Sylvia Plath is on the Night Train from Paris
with a lover asleep and the Olivetti on the floor of the compartment. The dark unfolding outside the window is an infinite religious space. Her mind branches, trying out crashing, inadequate metaphors.
Just days ago, she had changed one word in a problem line, leaving noun for adjective, describing the end, not the means. Then such a silvery-white there was! The language transformed, ductile, like metal. That was arrival, novitiate, your darling cell.
The train leans into lightening sky. To her left are lemon trees, yolk-yellow relenting fruit, and pastel houses on exquisite, fertile land. Close-up, the bright flowers purge their seeds, tiny, crisp coats flung finally out.
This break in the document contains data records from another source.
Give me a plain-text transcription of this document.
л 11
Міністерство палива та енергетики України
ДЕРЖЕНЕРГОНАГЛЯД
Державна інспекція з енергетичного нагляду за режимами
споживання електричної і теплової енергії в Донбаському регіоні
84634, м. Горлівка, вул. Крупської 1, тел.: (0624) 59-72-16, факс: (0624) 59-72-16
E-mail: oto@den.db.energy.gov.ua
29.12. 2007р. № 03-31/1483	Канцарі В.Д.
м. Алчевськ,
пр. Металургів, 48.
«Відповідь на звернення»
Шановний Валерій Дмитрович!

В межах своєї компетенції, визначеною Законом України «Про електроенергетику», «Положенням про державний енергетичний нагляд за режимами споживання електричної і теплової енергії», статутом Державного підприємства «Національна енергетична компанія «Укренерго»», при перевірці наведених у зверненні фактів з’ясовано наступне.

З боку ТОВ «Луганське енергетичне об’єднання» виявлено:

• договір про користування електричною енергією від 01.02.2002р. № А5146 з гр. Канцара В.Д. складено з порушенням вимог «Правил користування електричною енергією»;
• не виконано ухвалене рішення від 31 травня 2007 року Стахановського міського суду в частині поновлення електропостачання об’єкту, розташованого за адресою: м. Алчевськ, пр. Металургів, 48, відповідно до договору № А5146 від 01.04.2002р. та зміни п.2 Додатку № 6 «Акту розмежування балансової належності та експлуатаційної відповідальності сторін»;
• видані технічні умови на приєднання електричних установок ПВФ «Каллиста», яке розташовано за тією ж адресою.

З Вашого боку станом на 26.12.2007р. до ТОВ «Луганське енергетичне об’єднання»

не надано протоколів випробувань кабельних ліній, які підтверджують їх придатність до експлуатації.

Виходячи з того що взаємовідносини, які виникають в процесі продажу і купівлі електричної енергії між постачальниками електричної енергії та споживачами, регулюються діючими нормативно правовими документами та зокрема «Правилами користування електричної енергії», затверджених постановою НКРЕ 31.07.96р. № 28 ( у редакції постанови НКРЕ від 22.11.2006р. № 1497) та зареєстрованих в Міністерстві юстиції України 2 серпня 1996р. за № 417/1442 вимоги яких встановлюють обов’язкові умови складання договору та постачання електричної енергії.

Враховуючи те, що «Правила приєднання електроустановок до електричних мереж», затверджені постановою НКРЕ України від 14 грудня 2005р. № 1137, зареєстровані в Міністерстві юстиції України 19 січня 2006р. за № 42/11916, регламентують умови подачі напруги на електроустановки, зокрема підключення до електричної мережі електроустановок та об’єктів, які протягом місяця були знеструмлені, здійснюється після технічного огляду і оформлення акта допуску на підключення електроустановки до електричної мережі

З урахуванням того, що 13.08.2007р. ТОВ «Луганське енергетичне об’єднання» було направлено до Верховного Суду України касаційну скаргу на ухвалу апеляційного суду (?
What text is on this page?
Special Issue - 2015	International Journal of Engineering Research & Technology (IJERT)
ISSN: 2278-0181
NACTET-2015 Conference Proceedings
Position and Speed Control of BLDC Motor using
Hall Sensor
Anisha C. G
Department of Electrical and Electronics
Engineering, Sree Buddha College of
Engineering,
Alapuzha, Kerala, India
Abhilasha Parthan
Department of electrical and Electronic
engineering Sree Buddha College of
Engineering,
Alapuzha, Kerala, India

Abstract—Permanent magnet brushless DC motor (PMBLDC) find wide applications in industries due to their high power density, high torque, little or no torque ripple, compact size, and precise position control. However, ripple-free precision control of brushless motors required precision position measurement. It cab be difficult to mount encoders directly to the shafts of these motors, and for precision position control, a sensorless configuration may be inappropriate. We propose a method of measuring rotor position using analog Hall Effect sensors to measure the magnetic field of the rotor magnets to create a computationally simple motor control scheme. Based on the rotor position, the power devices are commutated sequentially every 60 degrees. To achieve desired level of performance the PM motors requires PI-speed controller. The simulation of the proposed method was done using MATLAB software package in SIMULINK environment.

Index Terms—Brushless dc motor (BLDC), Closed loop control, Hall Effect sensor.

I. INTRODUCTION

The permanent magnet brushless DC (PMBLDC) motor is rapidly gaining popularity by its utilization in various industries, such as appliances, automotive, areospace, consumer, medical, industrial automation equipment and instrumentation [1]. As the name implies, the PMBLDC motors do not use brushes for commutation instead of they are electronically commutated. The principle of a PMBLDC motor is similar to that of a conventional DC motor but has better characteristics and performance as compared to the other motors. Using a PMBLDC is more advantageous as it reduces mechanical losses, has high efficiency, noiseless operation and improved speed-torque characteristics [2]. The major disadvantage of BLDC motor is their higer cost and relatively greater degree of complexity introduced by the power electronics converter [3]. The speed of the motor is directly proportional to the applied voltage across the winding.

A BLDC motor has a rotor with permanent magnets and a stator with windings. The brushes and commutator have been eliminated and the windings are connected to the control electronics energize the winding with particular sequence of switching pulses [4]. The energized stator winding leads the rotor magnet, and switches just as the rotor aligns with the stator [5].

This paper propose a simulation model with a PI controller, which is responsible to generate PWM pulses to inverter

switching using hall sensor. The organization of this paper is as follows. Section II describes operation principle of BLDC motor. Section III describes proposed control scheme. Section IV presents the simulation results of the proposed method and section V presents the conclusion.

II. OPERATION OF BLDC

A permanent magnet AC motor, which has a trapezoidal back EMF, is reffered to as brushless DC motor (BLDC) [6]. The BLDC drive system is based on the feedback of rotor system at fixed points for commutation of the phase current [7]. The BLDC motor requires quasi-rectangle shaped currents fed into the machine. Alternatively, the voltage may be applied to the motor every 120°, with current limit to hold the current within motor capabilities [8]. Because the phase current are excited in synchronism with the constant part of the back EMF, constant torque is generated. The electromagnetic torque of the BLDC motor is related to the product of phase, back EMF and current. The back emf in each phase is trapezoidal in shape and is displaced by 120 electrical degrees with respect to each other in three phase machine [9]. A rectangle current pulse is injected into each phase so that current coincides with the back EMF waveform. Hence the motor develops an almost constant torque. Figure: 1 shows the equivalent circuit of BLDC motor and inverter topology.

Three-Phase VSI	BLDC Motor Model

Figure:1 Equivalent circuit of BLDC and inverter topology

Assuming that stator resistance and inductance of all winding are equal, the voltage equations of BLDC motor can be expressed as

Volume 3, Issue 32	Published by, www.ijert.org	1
On the right, the Mediterranean forces itself repeatedly in blue, carrying on under an adamant sun. There had been a moon in the night, hadn’t there, a romantic spot on the eye somewhere? But who remembers such dopiness,
given this vertebral infinite, this agitation? On the other side of this sea is Egypt, where the girl saint evaporated to a pureness, while the anchorite suffered his body, combustible in devotion, and giving up. Now the train unloads every inch of the past,
absolving in a lustrous violence. She would like to be taken by force into the terrible sea for the malice that powers the heart for real, and shaken until she sees stars, snarling white, abrasive and well-meaning.